Frequently asked questions
Who owns Manus?
Manus is owned by Butterfly Effect, a Singapore-headquartered company founded in China by Xiao Hong. Meta agreed to acquire Butterfly Effect in December 2025 for a reported $2 billion-plus, but China’s regulator blocked the deal in April 2026 and Meta began unwinding it in June 2026, so ownership is unresolved as of mid-2026. The product continues to operate normally.
Where is Butterfly Effect based?
Butterfly Effect is headquartered in Singapore. It was founded in China and ran offices in Beijing and Wuhan, but relocated its headquarters and core team to Singapore in mid-2025 and cut its mainland-China operations.
Who founded Manus?
Butterfly Effect was founded by Xiao Hong in 2022. Ji Yichao, known as “Peak”, is the co-founder and chief scientist behind the Manus product, and Zhang Tao serves as product director.
Does Butterfly Effect build its own AI models?
No.
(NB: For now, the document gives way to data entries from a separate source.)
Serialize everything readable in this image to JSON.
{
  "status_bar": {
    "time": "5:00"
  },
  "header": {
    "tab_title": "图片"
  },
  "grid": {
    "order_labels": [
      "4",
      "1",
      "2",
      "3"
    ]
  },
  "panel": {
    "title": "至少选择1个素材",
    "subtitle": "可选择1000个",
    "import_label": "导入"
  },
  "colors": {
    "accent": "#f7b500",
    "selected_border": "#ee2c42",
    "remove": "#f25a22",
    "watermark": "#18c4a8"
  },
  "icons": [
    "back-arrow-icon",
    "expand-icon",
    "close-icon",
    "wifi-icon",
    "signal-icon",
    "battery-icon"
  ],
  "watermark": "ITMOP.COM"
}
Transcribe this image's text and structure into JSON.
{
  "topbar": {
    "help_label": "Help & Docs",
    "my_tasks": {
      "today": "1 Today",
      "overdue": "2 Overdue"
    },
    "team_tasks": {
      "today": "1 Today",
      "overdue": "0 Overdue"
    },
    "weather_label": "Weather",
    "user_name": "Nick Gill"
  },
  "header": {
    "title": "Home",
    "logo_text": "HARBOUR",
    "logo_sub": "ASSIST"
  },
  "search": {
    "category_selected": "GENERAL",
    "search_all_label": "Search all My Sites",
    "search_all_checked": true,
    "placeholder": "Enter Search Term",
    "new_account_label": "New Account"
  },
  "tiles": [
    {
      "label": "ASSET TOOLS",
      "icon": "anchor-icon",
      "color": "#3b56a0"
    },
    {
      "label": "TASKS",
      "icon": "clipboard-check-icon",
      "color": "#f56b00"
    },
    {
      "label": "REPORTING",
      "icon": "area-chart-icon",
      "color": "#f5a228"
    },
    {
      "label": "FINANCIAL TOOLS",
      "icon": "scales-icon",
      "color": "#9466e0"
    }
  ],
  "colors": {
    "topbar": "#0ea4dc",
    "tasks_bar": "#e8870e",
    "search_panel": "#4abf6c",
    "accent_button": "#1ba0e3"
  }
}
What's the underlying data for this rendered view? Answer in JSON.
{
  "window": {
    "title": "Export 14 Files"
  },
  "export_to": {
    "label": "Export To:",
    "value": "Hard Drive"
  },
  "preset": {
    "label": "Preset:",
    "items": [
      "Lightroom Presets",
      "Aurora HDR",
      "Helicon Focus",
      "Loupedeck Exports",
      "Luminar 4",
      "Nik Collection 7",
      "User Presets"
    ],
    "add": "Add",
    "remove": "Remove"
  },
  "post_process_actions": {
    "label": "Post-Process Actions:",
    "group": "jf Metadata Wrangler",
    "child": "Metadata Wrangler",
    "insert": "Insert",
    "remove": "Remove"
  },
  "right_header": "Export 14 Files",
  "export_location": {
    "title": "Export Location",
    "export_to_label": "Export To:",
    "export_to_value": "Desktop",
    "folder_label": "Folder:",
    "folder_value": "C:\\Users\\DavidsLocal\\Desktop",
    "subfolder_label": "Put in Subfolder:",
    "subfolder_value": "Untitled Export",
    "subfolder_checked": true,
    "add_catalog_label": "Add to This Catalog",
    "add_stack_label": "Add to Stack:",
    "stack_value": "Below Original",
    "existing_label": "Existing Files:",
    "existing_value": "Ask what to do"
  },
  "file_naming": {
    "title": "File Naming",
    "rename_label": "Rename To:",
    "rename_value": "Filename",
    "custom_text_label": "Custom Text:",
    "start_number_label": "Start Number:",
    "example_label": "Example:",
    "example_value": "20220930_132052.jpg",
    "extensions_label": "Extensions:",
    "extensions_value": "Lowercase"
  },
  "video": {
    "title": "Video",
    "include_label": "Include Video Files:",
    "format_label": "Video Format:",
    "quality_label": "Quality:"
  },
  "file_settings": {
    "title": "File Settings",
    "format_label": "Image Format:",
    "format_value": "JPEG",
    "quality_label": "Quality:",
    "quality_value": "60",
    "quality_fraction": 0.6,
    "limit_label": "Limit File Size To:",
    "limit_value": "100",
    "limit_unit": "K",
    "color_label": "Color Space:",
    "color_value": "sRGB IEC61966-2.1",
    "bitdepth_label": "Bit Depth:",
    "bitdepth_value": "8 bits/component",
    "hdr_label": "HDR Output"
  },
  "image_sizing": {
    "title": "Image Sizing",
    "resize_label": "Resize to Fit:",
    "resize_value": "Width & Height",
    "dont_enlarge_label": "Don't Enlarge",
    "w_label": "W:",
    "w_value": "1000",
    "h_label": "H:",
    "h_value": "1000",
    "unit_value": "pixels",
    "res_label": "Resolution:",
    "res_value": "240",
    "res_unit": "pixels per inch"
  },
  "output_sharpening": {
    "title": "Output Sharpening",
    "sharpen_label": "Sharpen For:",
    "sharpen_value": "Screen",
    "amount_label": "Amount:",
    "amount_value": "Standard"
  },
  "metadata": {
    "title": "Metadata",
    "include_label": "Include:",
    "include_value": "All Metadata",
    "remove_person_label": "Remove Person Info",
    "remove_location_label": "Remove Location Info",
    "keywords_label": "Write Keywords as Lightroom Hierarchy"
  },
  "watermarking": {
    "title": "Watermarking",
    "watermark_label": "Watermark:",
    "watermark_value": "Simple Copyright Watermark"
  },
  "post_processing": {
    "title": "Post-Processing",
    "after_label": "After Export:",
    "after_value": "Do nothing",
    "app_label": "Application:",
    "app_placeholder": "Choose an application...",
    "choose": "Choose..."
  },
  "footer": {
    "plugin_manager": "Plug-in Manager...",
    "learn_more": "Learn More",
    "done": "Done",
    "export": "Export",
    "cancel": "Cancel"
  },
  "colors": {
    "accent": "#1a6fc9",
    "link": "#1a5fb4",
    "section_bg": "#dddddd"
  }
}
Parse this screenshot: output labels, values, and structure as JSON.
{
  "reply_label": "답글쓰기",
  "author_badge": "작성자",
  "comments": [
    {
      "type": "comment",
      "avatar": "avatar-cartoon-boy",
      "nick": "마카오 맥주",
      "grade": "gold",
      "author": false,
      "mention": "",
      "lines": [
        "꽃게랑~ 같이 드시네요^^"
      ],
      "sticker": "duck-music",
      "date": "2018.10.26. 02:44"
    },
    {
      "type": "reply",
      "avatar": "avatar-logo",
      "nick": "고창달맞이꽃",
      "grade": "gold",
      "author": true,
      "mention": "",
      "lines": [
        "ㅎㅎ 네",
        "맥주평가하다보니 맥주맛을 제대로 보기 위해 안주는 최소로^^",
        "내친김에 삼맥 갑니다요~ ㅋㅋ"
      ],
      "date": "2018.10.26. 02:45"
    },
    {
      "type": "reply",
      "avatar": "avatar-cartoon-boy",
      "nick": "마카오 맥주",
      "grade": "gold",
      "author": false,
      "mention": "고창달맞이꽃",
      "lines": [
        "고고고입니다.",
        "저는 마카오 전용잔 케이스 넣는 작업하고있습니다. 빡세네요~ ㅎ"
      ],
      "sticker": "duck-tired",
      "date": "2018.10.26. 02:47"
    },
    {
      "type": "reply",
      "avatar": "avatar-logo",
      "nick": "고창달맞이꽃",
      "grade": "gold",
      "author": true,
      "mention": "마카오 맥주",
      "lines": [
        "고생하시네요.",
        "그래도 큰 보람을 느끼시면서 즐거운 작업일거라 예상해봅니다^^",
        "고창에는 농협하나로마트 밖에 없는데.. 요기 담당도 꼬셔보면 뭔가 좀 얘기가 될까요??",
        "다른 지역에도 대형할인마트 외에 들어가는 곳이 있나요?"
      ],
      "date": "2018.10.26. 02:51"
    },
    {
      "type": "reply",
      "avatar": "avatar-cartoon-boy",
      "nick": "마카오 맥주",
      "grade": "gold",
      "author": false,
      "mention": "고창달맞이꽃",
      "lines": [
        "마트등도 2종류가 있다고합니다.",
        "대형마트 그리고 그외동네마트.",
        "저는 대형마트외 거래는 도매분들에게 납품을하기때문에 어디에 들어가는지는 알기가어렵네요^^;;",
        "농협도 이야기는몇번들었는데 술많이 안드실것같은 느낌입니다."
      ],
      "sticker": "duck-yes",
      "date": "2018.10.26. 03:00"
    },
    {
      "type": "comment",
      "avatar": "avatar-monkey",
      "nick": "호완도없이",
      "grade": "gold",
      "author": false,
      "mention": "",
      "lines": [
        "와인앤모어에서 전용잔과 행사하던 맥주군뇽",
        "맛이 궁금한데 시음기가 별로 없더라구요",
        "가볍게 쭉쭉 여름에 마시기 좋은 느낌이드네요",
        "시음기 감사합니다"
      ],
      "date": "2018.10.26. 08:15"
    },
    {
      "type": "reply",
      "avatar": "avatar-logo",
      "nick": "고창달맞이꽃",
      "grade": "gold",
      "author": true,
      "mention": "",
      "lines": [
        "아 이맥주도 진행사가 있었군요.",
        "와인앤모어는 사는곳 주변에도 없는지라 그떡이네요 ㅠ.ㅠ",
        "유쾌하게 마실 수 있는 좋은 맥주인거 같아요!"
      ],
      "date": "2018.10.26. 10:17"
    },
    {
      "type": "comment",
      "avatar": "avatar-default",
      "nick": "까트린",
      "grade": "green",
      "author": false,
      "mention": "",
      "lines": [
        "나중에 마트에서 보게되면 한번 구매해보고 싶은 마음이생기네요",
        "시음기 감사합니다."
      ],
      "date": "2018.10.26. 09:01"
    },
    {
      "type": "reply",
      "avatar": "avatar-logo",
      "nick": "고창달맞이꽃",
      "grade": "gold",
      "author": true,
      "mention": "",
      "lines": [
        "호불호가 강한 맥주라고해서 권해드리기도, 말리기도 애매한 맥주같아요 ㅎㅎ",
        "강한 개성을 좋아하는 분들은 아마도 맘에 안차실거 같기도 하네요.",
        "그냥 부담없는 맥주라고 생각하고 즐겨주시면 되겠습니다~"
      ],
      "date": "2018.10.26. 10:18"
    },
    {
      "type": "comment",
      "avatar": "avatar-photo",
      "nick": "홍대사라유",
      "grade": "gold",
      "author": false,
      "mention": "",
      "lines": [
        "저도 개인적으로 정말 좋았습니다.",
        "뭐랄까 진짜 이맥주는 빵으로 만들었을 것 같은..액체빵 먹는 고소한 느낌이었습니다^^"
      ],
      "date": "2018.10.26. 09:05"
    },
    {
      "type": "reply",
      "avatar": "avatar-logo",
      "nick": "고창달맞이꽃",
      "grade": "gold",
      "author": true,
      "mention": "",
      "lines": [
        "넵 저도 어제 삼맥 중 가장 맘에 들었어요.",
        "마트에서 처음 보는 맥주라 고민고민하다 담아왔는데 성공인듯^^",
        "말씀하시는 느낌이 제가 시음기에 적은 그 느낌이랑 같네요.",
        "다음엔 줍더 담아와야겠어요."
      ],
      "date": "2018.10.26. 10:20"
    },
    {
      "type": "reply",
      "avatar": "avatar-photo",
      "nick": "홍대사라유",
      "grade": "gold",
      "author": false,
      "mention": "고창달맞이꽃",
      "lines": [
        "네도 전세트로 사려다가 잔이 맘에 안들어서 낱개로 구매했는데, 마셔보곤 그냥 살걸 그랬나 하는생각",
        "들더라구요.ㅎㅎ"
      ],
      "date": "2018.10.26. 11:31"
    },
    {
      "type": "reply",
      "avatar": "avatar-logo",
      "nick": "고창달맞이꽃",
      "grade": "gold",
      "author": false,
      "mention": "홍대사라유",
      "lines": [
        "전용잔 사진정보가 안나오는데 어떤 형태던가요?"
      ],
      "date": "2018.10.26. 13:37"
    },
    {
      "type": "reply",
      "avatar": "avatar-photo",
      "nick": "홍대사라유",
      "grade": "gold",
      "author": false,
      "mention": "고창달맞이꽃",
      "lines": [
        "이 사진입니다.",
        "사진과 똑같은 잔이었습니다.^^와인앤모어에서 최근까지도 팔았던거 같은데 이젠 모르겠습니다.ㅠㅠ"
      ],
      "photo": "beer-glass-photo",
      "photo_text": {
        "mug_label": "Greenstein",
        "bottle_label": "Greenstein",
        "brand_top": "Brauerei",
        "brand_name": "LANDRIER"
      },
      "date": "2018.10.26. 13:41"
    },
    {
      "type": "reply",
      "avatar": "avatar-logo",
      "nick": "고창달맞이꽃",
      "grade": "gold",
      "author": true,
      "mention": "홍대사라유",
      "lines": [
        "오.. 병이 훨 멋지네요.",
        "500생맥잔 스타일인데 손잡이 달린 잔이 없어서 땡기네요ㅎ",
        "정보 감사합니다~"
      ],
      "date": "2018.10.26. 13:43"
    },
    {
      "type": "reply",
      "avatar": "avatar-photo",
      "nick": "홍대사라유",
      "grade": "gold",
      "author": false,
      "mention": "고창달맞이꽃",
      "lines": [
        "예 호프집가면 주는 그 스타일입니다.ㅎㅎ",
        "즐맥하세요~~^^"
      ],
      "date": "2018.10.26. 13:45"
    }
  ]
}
Butterfly Effect builds no foundation models. Manus is an orchestration layer that routes tasks to third-party models — principally Anthropic’s Claude and fine-tuned Alibaba Qwen — choosing the best model for each step of a task.
Did Meta buy Manus?
Meta announced a deal to acquire Butterfly Effect in December 2025, reportedly valuing it above $2 billion. China’s National Development and Reform Commission blocked the acquisition on 27 April 2026, and by June 2026 Meta had begun unwinding the transaction. The founders are reportedly exploring a buyback.
How much has Butterfly Effect raised?
Butterfly Effect has raised roughly $85 million in disclosed venture funding, most of it in an approximately $75 million Series B led by Benchmark in April 2025 at a valuation near $500 million. Earlier backers include Tencent, HongShan (HSG) and ZhenFund.